We met some people on the roof, one of them, a friend of Steven’s called Mike was talking about a party. Mike was wearing a close fitting brown jumper covered in yellow flowers. It’s funny, sometimes, among the swooshes, crop tops and mismatched hair of the hip-set, you feel like you’re standing in a fashion exhibit of a decade that never happened.

“All I know is that it’s in Brooklyn, and that’s where I’m going,” Mike was saying.
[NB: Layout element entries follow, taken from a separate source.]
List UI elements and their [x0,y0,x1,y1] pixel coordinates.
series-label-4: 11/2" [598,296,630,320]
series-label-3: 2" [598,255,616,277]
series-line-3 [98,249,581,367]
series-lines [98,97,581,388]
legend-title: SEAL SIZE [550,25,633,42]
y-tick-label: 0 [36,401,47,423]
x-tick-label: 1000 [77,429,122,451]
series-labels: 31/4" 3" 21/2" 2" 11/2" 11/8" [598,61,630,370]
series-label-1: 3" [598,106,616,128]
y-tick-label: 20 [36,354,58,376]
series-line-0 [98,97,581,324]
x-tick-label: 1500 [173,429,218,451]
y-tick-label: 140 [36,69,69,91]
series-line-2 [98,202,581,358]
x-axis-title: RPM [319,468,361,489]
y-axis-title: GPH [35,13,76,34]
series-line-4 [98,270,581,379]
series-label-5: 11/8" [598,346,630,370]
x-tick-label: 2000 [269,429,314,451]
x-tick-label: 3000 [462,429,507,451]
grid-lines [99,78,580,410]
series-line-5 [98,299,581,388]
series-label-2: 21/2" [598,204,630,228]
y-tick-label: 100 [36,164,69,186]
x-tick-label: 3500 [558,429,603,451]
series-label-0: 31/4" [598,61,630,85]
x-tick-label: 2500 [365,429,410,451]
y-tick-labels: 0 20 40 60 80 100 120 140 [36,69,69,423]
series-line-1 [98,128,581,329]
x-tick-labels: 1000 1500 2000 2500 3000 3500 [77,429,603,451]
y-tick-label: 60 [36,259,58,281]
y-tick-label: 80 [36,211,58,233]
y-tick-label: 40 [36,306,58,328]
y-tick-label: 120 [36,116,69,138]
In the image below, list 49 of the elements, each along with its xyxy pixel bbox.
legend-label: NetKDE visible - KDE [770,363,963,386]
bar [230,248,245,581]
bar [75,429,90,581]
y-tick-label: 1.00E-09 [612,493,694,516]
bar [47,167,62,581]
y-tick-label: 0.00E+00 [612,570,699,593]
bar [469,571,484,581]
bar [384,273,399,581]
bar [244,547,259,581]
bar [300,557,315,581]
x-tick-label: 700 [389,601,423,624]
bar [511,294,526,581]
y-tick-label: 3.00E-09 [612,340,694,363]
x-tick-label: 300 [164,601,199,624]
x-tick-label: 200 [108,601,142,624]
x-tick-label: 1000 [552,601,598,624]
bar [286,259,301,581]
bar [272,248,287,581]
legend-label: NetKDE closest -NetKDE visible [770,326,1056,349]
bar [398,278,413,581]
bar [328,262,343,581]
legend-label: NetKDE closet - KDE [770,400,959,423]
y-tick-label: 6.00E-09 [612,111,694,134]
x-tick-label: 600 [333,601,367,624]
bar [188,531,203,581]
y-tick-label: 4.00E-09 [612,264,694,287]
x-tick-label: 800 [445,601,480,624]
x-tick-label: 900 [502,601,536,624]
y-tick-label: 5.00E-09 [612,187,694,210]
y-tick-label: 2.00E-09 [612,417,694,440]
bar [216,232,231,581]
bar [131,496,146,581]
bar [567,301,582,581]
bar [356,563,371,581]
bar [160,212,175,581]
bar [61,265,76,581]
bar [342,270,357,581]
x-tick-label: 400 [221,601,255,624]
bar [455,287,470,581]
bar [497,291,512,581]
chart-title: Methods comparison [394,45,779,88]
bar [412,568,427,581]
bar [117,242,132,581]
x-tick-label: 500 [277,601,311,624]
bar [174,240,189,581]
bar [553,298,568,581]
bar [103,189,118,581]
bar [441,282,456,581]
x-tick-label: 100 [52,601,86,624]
So we went, Steven hobbling because he had been hit by a car in the afternoon, not badly, but enough and slowly enough for him to have realised, “I’m being run over by a car, this is what being run over feels like,” as the silver SUV chomped and trampled his flatmate’s bike and Steven, improbably and unstylishly, one imagines, mounted the bonnet and rolled to safety, bruising his leg, rousing the emergency services and ending up on tarmac, looking up into the face of an old man who was not God or even a priest, just a bystander, who was telling him off for being such an idiot.

Earlier in the day, as Steven Chen was being mauled and flipped in a corner of Williamsburg, I’d been at the Yankees, watching them play the Baltimore Orioles, who played in grey and orange. The Yankees, on the other hand, play in white and blue, with little stripes. Looking down from high up, with Jeff VanDam, who writes for the NYT and is from Michigan, baseball looks very pleasing. With the Bronx stretching out over the Bleachers (the little abbreviated stand that directly faces the batter, at the top of the diamond), with its enormous courthouse and bleak housing estates reaching greyly up forever, the grass of Yankee stadium is a patch of bottled America. It’s little men with little rakes and then other little men in outfits, which, like the hipsters, no one ever really wore, hurling their baseballs flatly and fast. It’s a picture of something that never happened happening. Baseball was played first in stadiums and polluted cities, not in the corner of some golden field – that came later. But the beer and peanut throwing and the clapping, the clean fun, the booing, the thrilling smack of the hit and pummelling legs of the pinch hitter and the brown stain of the sliding runner, the brilliance of the double play, all that is real. It as if everyone held their breath: if we just do this for long enough, for twenty years, for thirty years, then we will grow our own roots, like lilies, between ourselves. We don’t need anything in the ground, in ancient rivalries or blood, we just need each other and if we keep coming to these little mown fields where there were never mown fields before, we will make a past-time and bring our sons.